Simics MAI has limited support for multiprocessor simulation; processors are always scheduled in a round-robin fashion, one cycle at a time.
Let us have a look at a 2-machines setup containing two SPARC SunFire machine (with one processor each) to illustrate multiprocessor simulation. The processor in the first machine runs at 168MHz; the other runs at 56MHz (equal to 168/3). The time quantum (configured via the cpu-switch-time command) is 1000 cycles of the first processor, or 6 microseconds.
+----------------+ Copyright 1998-2005 by Virtutech, All Rights Reserved | Virtutech | Version: | Simics | Build: +----------------+ www.simics.com "Virtutech" and "Simics" are trademarks of Virtutech AB simics> @conf.d1_cpu0.freq_mhz 168 simics> @conf.d2_cpu0.freq_mhz 56 simics> @conf.sim.cpu_switch_time 1000 simics> c 10000 [d1_cpu0] v:0xfffffffff0001364 p:0x1fff0001364 bne,pt %xcc, 0xfffffffff0001360 simics> ptime -all processor steps cycles time [s] d1_cpu0 10000 10000 0.000 d2_cpu0 3333 3333 0.000
While the first processor executed 10000 steps, the second processor completed 3333 steps, which corresponds to the ratio between the two frequencies (168MHz compared to 56MHz).

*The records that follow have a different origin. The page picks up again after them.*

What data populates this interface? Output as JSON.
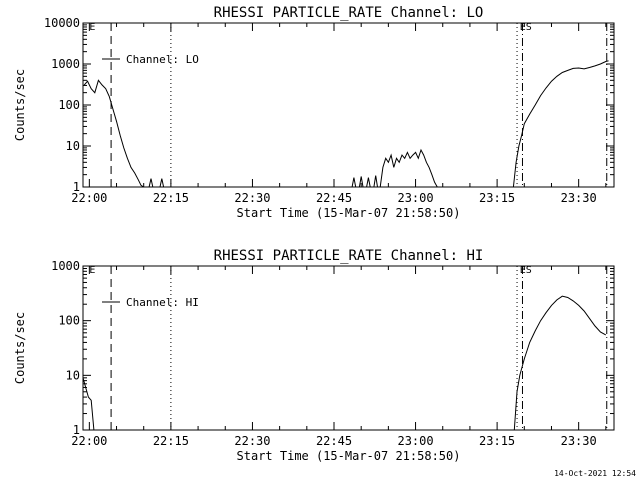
{
  "chart_data": [
    {
      "type": "line",
      "title": "RHESSI PARTICLE_RATE Channel: LO",
      "xlabel": "Start Time (15-Mar-07 21:58:50)",
      "ylabel": "Counts/sec",
      "yscale": "log",
      "ylim": [
        1,
        10000
      ],
      "xlim": [
        "21:58:50",
        "23:36:30"
      ],
      "x_ticks": [
        "22:00",
        "22:15",
        "22:30",
        "22:45",
        "23:00",
        "23:15",
        "23:30"
      ],
      "y_ticks": [
        "1",
        "10",
        "100",
        "1000",
        "10000"
      ],
      "legend": {
        "label": "Channel: LO",
        "placement": "top-left"
      },
      "series": [
        {
          "name": "Channel: LO",
          "segments": [
            {
              "x": [
                "21:59:00",
                "21:59:40",
                "22:00:20",
                "22:01:00",
                "22:01:40",
                "22:02:20",
                "22:03:00",
                "22:03:40",
                "22:04:20",
                "22:05:00",
                "22:05:40",
                "22:06:20",
                "22:07:00",
                "22:07:40",
                "22:08:20",
                "22:09:00",
                "22:09:30",
                "22:10:00"
              ],
              "y": [
                300,
                380,
                250,
                200,
                400,
                310,
                250,
                160,
                80,
                40,
                18,
                9,
                5,
                3,
                2.2,
                1.5,
                1.1,
                1
              ]
            },
            {
              "x": [
                "22:11:00",
                "22:11:20",
                "22:11:40"
              ],
              "y": [
                1,
                1.6,
                1
              ]
            },
            {
              "x": [
                "22:13:00",
                "22:13:20",
                "22:13:40"
              ],
              "y": [
                1,
                1.6,
                1
              ]
            },
            {
              "x": [
                "22:48:20",
                "22:48:40",
                "22:49:00"
              ],
              "y": [
                1,
                1.7,
                1
              ]
            },
            {
              "x": [
                "22:49:40",
                "22:50:00",
                "22:50:20"
              ],
              "y": [
                1,
                1.8,
                1
              ]
            },
            {
              "x": [
                "22:51:00",
                "22:51:20",
                "22:51:40"
              ],
              "y": [
                1,
                1.7,
                1
              ]
            },
            {
              "x": [
                "22:52:20",
                "22:52:40",
                "22:53:00"
              ],
              "y": [
                1,
                1.9,
                1
              ]
            },
            {
              "x": [
                "22:53:30",
                "22:54:00",
                "22:54:30",
                "22:55:00",
                "22:55:30",
                "22:56:00",
                "22:56:30",
                "22:57:00",
                "22:57:30",
                "22:58:00",
                "22:58:30",
                "22:59:00",
                "22:59:30",
                "23:00:00",
                "23:00:30",
                "23:01:00",
                "23:01:30",
                "23:02:00",
                "23:02:30",
                "23:03:00",
                "23:03:30",
                "23:04:00"
              ],
              "y": [
                1,
                3,
                5,
                4,
                6,
                3,
                5,
                4,
                6,
                5,
                7,
                5,
                6,
                7,
                5,
                8,
                6,
                4,
                3,
                2,
                1.3,
                1
              ]
            },
            {
              "x": [
                "23:18:00",
                "23:18:30",
                "23:19:00",
                "23:19:30",
                "23:20:00",
                "23:21:00",
                "23:22:00",
                "23:23:00",
                "23:24:00",
                "23:25:00",
                "23:26:00",
                "23:27:00",
                "23:28:00",
                "23:29:00",
                "23:30:00",
                "23:31:00",
                "23:32:00",
                "23:33:00",
                "23:34:00",
                "23:35:00",
                "23:35:30"
              ],
              "y": [
                1,
                4,
                10,
                18,
                35,
                60,
                100,
                170,
                260,
                380,
                500,
                620,
                700,
                780,
                800,
                760,
                820,
                900,
                1000,
                1150,
                1200
              ]
            }
          ]
        }
      ],
      "event_markers": [
        {
          "time": "22:04:00",
          "style": "dashed"
        },
        {
          "time": "22:15:00",
          "style": "dotted"
        },
        {
          "time": "23:18:40",
          "style": "dotted"
        },
        {
          "time": "23:19:40",
          "style": "dashdot"
        },
        {
          "time": "23:35:10",
          "style": "dashdot"
        }
      ],
      "corner_labels": [
        {
          "text": "E",
          "time": "22:00:00"
        },
        {
          "text": "ES",
          "time": "23:19:10"
        }
      ]
    },
    {
      "type": "line",
      "title": "RHESSI PARTICLE_RATE Channel: HI",
      "xlabel": "Start Time (15-Mar-07 21:58:50)",
      "ylabel": "Counts/sec",
      "yscale": "log",
      "ylim": [
        1,
        1000
      ],
      "xlim": [
        "21:58:50",
        "23:36:30"
      ],
      "x_ticks": [
        "22:00",
        "22:15",
        "22:30",
        "22:45",
        "23:00",
        "23:15",
        "23:30"
      ],
      "y_ticks": [
        "1",
        "10",
        "100",
        "1000"
      ],
      "legend": {
        "label": "Channel: HI",
        "placement": "top-left"
      },
      "series": [
        {
          "name": "Channel: HI",
          "segments": [
            {
              "x": [
                "21:58:50",
                "21:59:20",
                "21:59:50",
                "22:00:20",
                "22:00:50"
              ],
              "y": [
                9,
                6,
                4,
                3.5,
                1
              ]
            },
            {
              "x": [
                "23:18:10",
                "23:18:40",
                "23:19:10",
                "23:20:00",
                "23:21:00",
                "23:22:00",
                "23:23:00",
                "23:24:00",
                "23:25:00",
                "23:26:00",
                "23:27:00",
                "23:28:00",
                "23:29:00",
                "23:30:00",
                "23:31:00",
                "23:32:00",
                "23:33:00",
                "23:34:00",
                "23:35:00"
              ],
              "y": [
                1,
                5,
                10,
                20,
                40,
                65,
                100,
                140,
                190,
                240,
                280,
                265,
                230,
                190,
                150,
                110,
                80,
                62,
                55
              ]
            }
          ]
        }
      ],
      "event_markers": [
        {
          "time": "22:04:00",
          "style": "dashed"
        },
        {
          "time": "22:15:00",
          "style": "dotted"
        },
        {
          "time": "23:18:40",
          "style": "dotted"
        },
        {
          "time": "23:19:40",
          "style": "dashdot"
        },
        {
          "time": "23:35:10",
          "style": "dashdot"
        }
      ],
      "corner_labels": [
        {
          "text": "E",
          "time": "22:00:00"
        },
        {
          "text": "ES",
          "time": "23:19:10"
        }
      ]
    }
  ],
  "footer": {
    "timestamp": "14-Oct-2021 12:54"
  }
}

Let us now examine the effects of the time quantum:
simics> c 30 [d1_cpu0] v:0xfffffffff0001364 p:0x1fff0001364 bne,pt %xcc, 0xfffffffff0001360 simics> ptime -all processor steps cycles time [s] d1_cpu0 10030 10030 0.000 d2_cpu0 3333 3333 0.000
Although the first processor ran 30 steps further, the second processor has not run the 10 steps that we would expect, and the frequency ratio is not respected anymore. This is the effect of the 1000 cycles time quantum: the first processor is scheduled for the next 1000 cycles and no other processor will be run until the quantum is finished. If we switch to the second processor and try to make it run one step further, we will observe the following:
simics> pselect d2_cpu0 simics> c 1 [d2_cpu0] v:0xfffffffff0001364 p:0x1fff0001364 bne,pt %xcc, 0xfffffffff0001360 simics> ptime -all processor steps cycles time [s] d1_cpu0 11000 11000 0.000 d2_cpu0 3334 3334 0.000
The second processor has run 1 step further as requested, but the first had to finish its time quantum before the second processor could be allowed to run, which explains its step count of 11000 compared to 10030 before. Let us now set the time quantum to 1:
simics> cpu-switch-time 1 The switch time will change to 1 cycles (for CPU-0) once all processors have synchronized. simics> c 1 [d2_cpu0] v:0xfffffffff0001368 p:0x1fff0001368 nop simics> ptime -all processor steps cycles time [s] d1_cpu0 11000 11000 0.000 d2_cpu0 3335 3335 0.000
Note that the new time quantum length will only become valid once all processors have finished their current time quantum. This is why stepping one more step forward with the second processor hasn't affected the first yet. Now let us select the first processor again, and run three steps:
simics> pselect d1_cpu0 simics> c 3 [d1_cpu0] v:0xfffffffff0001368 p:0x1fff0001368 nop simics> ptime -all processor steps cycles time [s] d1_cpu0 11003 11003 0.000 d2_cpu0 3668 3668 0.000 simics> c 3 [d1_cpu0] v:0xfffffffff0001368 p:0x1fff0001368 nop simics> ptime -all processor steps cycles time [s] d1_cpu0 11006 11006 0.000 d2_cpu0 3669 3669 0.000 simics>
All processors finished their 1000 cycles time quantum and started to run with the new 1 cycle value, which means that they are now advancing in lockstep. For every 3 steps performed by the first processor, the second executes 1.